Vitalina Varela es una película cuyo eje contextual queda bien claro desde el inicio: un dolor esclarecedor, tortuoso y arraigado en la aflicción sin consuelo, donde Costa se desprende de cualquier anexión a la convencionalidad narrativa para procrear una pieza de atmósfera fantasmagórica, opresora y hermética. Sus logros estéticos, que sin lugar a duda arremeten ante un aura cuasi quimérica que se anexa al abanico de emotividades de Vitalina, se convierten en la principal seña de identidad por la que pelea la cinta desde el primer fotograma, que convergiendo con la aludida compacidad narrativa, erige una pieza única y muy singular. La dualidad entre la imagen, tan apagada como impermeable, y la disertación hacia el suplicio, confluye a través del recorrido que Costa pretende como un subtexto presente cinematográficamente de manera subjetiva, exorbitándose en unos repuntes dramáticos muy medidos. En estos, el poder de la dialéctica añade aún más dimensiones a la película, en una concepción escénica teatral, dando una innegable entereza a su discurso.

Su cercanía escénica, rompiendo las barreras entre ficción y realidad, propone un aura documentalista acerca de Vitalina Varela, la mujer que protagoniza y da nombre a la cinta. Sin ir más lejos, Vitalina está rescatada de la anterior obra de Costa, Caballo dinero, respetando esas pretensiones artísticas de dotar de riqueza la vida interior de personajes marginales. Y para ello, en el film que nos ocupa el director acierta en la idea de acrecentar el universo físico de Varela: recovecos de imaginería subterránea, pobreza incrementada estéticamente no sólo para dar énfasis a la ya lúgubre idiosincrasia de la protagonista, sino como ejecución antagónica de la exteriorización emocional de la mujer; un luto perenne, como una idea que evoluciona a través de los conocimientos que nos llegan por parte de la propia Vitalina de esas experiencias y vivencias pasadas que ya nunca volverán. El dolor como arma narrativa, principal idea de la obra, que desemboca de una manera prodigiosa con los arraigues visuales que Costa domina en todo momento.
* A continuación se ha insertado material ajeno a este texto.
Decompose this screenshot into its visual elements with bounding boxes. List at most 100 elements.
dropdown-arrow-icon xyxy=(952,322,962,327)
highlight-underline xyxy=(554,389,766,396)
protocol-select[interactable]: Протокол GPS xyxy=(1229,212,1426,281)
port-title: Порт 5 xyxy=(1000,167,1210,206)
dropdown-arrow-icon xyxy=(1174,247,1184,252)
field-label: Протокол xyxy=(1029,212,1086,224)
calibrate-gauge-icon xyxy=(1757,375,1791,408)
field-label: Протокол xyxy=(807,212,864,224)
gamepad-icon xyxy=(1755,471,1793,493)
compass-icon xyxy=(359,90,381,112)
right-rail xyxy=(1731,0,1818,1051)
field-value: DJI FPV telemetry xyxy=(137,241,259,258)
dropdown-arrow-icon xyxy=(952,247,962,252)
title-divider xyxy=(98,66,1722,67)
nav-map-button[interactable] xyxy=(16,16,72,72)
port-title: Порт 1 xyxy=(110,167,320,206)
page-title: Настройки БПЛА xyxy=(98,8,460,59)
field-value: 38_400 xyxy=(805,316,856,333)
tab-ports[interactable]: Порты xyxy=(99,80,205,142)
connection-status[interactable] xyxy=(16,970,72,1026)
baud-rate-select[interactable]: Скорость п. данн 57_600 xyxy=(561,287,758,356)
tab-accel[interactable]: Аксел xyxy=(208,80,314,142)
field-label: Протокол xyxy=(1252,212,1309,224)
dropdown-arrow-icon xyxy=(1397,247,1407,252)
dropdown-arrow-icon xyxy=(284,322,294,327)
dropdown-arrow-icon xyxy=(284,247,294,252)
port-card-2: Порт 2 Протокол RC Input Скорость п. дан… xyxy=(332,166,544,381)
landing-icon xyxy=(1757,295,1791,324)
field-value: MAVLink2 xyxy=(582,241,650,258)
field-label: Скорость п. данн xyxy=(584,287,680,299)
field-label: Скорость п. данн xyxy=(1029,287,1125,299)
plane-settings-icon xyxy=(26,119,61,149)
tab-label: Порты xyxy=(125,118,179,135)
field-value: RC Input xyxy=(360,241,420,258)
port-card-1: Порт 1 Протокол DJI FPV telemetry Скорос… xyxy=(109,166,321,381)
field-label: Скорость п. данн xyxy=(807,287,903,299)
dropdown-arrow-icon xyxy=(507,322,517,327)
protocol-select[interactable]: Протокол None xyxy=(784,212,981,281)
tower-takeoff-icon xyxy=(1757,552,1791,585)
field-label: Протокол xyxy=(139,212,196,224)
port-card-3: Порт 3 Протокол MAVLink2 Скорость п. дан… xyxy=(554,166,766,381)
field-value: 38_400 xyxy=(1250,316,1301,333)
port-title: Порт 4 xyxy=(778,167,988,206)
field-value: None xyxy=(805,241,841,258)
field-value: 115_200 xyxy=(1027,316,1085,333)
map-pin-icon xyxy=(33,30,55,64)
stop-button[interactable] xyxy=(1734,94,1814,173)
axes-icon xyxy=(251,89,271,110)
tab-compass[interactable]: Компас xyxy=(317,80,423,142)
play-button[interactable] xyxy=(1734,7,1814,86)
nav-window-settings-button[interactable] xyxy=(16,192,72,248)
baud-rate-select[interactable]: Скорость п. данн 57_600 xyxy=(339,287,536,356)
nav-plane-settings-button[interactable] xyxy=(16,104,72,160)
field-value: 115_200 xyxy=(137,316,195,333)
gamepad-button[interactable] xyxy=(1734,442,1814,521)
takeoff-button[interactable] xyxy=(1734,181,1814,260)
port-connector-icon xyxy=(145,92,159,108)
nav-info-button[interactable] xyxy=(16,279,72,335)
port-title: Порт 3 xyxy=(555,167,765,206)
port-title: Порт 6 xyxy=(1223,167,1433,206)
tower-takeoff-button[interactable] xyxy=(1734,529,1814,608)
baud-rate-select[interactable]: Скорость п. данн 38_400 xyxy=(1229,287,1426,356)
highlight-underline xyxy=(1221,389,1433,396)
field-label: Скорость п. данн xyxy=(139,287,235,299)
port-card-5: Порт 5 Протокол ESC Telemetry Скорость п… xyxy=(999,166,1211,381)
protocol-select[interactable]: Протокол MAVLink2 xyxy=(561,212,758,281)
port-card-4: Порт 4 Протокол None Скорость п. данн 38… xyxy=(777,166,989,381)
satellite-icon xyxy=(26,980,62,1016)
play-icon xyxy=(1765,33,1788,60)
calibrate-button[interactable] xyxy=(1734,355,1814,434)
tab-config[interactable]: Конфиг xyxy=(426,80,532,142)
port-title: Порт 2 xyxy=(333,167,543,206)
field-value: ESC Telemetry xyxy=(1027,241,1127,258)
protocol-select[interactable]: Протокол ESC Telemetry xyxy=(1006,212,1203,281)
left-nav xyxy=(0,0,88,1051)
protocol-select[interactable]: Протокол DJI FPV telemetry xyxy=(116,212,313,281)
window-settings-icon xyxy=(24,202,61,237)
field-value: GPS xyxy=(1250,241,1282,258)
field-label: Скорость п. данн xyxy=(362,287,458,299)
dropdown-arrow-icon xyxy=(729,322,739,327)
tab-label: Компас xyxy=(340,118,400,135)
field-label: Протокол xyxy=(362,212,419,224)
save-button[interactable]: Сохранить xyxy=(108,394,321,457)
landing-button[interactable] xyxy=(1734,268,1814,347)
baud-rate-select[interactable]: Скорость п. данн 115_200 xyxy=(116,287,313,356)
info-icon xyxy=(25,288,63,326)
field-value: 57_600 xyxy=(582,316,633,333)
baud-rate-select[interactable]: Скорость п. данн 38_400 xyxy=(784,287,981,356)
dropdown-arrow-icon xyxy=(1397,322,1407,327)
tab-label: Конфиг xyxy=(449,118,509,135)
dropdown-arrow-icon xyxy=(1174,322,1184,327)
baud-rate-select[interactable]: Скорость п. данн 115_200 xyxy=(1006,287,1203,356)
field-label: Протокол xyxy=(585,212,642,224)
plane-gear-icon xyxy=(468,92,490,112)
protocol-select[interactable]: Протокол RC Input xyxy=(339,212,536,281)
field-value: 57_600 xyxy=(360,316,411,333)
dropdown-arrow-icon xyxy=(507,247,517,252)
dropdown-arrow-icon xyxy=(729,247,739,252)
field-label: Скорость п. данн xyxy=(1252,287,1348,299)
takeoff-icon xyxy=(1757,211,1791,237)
Vitalina es la película, y la mujer lo agradece mostrando una interpretación silenciosa, implacable y despiadada en los impulsos emocionales. Costa los mide muy bien y para ello utiliza algunas de sus mejores dotaciones formales, como la simplista puesta en escena con férreos encuadres, la escala limitada del color en el que la escasa luz utilizada enfervorece la presencia de la protagonista, amén de un excelente (y a veces olvidado elemento cuando se analiza el cine del director portugués) uso del sonido ambiental. El cine de Costa puede ser atribuido a elementos como la simpleza o la desmedida consistencia tonal, pero queda claro que en Vitalina Varela estos y otros fundamentos juegan a favor de su principal idea argumental, de excelsa consistencia dramática: el dibujo emocional de su personaje sin juicios de su estado social o rasgos comparativos, sino como la manera de exorcismo dramático en el que el espectador recibe un discurso de emotividades ampliado por una feroz estética, que incluso en varios momentos, relevantes para la historia, tantea una justificada conexión entre la vida y la muerte.